'It's On Us PA' grant to help reduce barriers for reporting sexual misconduct

January 31, 2020

UNIVERSITY PARK, Pa. — Penn State received a $30,000 grant as part of the “It’s On Us PA” campaign to help expand educational efforts around sexual misconduct and sexual violence across all Penn State campuses, especially with non-native English-speaking students.

The grant will fund the translation of sexual assault prevention and response videos as well as corresponding materials created in 2017 with funding from a previous “It’s On Us PA” grant into six additional languages. The Office of Sexual Misconduct Prevention and Response (OSMPR), a unit of Penn State Student Affairs, applied for the current grant with the support from campus and community partners.

With the previous “It’s On Us” grant, Penn State created a collection of training and promotional videos to raise awareness, education and resources to combat sexual assault, stalking and discrimination. In addition, the videos provide information about the reporting avenues, resources and support services available to Penn State students, faculty and staff.

While OSMPR has seen an increase in student engagement around the topic of sexual violence and an increase in reporting overall, students continue to express that there are still barriers to coming forward. International students, specifically, report at a lower rate than other demographics. Penn State’s data suggests that Penn State’s international students are two to three times less likely to report than their domestic counterparts.
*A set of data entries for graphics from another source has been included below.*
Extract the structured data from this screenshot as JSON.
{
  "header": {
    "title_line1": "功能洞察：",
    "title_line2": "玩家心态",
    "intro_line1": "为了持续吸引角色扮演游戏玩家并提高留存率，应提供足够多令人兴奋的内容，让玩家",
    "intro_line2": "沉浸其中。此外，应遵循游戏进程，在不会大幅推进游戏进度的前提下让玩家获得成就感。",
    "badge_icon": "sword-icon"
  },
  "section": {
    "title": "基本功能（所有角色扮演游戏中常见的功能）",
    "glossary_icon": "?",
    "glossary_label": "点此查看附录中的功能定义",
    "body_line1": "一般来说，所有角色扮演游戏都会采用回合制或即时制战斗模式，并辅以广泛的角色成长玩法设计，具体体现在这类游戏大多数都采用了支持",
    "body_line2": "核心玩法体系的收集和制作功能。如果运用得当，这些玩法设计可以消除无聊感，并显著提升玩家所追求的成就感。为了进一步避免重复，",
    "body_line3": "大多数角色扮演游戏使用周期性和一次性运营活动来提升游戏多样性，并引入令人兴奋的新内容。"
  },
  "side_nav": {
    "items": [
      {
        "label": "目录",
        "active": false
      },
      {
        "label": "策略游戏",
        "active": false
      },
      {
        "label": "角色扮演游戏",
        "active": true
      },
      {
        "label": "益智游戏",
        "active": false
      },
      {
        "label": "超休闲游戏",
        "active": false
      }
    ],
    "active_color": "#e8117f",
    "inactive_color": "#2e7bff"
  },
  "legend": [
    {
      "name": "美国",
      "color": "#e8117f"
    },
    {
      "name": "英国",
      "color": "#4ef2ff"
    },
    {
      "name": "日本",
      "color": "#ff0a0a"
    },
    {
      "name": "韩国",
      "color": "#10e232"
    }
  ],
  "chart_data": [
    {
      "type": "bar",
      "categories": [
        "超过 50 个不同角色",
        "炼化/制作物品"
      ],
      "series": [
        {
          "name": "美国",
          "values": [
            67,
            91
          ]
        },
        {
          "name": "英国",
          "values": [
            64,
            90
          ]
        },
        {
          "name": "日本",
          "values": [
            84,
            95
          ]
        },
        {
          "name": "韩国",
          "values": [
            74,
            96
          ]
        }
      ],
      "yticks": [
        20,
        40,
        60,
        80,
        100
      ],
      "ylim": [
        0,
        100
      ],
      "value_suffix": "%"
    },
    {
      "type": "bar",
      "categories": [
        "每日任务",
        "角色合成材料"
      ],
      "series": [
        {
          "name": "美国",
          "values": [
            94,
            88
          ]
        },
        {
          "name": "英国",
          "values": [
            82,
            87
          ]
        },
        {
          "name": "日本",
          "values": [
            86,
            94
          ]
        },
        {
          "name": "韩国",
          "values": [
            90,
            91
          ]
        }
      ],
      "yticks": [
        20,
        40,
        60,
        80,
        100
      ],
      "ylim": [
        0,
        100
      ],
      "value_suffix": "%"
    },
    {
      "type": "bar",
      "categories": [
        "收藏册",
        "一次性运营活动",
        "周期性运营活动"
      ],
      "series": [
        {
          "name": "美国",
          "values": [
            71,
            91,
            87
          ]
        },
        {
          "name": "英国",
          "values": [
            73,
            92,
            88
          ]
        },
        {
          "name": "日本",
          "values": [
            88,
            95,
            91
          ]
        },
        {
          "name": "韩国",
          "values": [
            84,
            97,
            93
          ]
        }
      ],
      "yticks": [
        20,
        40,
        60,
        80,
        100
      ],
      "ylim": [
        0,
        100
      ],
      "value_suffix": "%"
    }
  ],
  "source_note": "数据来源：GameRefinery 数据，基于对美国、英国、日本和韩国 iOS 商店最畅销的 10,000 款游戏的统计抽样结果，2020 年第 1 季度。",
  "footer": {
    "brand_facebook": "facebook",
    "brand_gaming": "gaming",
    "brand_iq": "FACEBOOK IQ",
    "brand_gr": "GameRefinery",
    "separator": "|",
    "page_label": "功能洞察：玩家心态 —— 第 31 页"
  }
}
“International students and non-native English speakers join our community with a wide array of cultural and social norms that influence their understanding of sexual behaviors, especially consent,” said Dominique Donaho, Title IX investigator, OSMPR. “Through our interactions with international students, it is increasingly clear that there is a wide range of perspectives with regards to both recognizing and reporting sexual violence. A survivor, regardless of their background, may find speaking with someone about their experience difficult; however, we see a particular reluctance among non-native English speakers to engage with our office.”

In addition, language can present a barrier for respondents, or accused students, which can leave them unsure of their rights. Material translations also will assist these students in understanding the process, as well as their rights and options.

The grant will enable OSMPR to reach established goals and bring new opportunity to engage with students at 24 campus locations with online access to the translated “It’s On Us” videos, intake and materials. These resources will be translated into six commonly spoken languages — Arabic, Mandarin, Korean, Spanish, French and Malay — among Penn State students.

“Our hope is to decrease the uncertainty that goes along with reporting for all students, but especially non-native English speakers,” said Chad Wright, case manager, OSMPR. “These translations will increase visibility, accessibility and transparency related to the process for both the survivors and the respondents so that students can feel confident that they will be taken seriously. By developing these materials in a variety of languages, we are letting students know that we welcome them and will support them.”

The OSMPR is not alone in its desire to reach out to the non-Native English speakers on our campuses. In addition to supporting the vision for this initiative, Penn State Global Programs plans to pilot a new delivery for presenting sexual assault, harassment and misconduct education at its orientation session in which the new translations will be utilized.

Pennsylvania was the first state to debut an “It’s On Us” campaign when Gov. Tom Wolf launched the program in January 2016. “It’s On Us” aims to increase awareness, education and resources that combat sexual assault in schools, colleges and universities.